Moon answered, “People turn aside their faces when they look at you. You blind them; and you are so hot you make them very uncomfortable. I don’t burn people as you do. Besides, I am prettier than you are.”

Thus they disputed.

At last they agreed to this: Sun should shine by day and Moon by night. And they did so. They do so even to this day. They used both to shine at the same time; so the Indians say.

THE MAN IN THE MOON

Central Eskimo

Once an Eskimo visited the Moon. He put out all the lamps in his house, and sat down with his back to them, and at once his guardian spirit carried him through the air.
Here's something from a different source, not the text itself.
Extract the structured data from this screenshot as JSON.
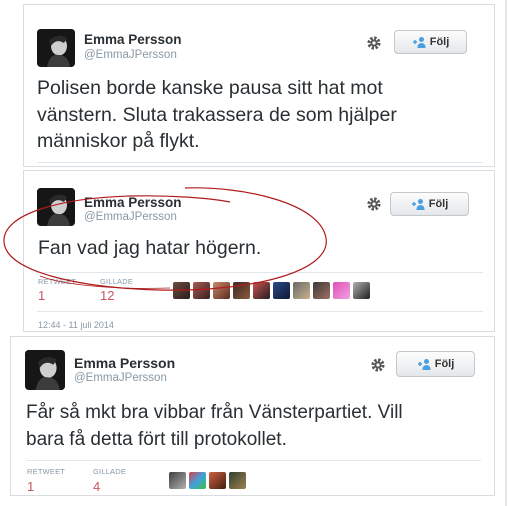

Moon’s house was not very large. It is white because it is covered with white deerskins, which Moon always has drying there. On each side of the entrance is the upper half of a walrus’s body, with very long teeth. It is very dangerous to pass here, because the teeth try to bite you. Moon’s dog is dappled red and white. He lives in the passage, and is the only dog in the moon.

Moon always sits in the outer room, but in an inside room, the Eskimo saw Sun. She is Moon’s wife. The moment she saw the Eskimo, she brightened her fire and got behind the glow of it, therefore the Eskimo could not look at her for the brightness. Moon had great piles of deer meat lying about, and piled up; yet he did not offer any to the Eskimo until he and Sun had danced a very strange dance.

There are great plains in Moon Land, and large herds of deer roaming over them. Moon allowed the Eskimo to choose one animal, which at once fell through a hole in Moon Land to the earth below. In a large house were many seals swimming. The Eskimo chose one seal and it at once fell to the earth and into the ocean.

That is why the Eskimo have deer and seals. If this Eskimo had not visited Moon, they would not have them.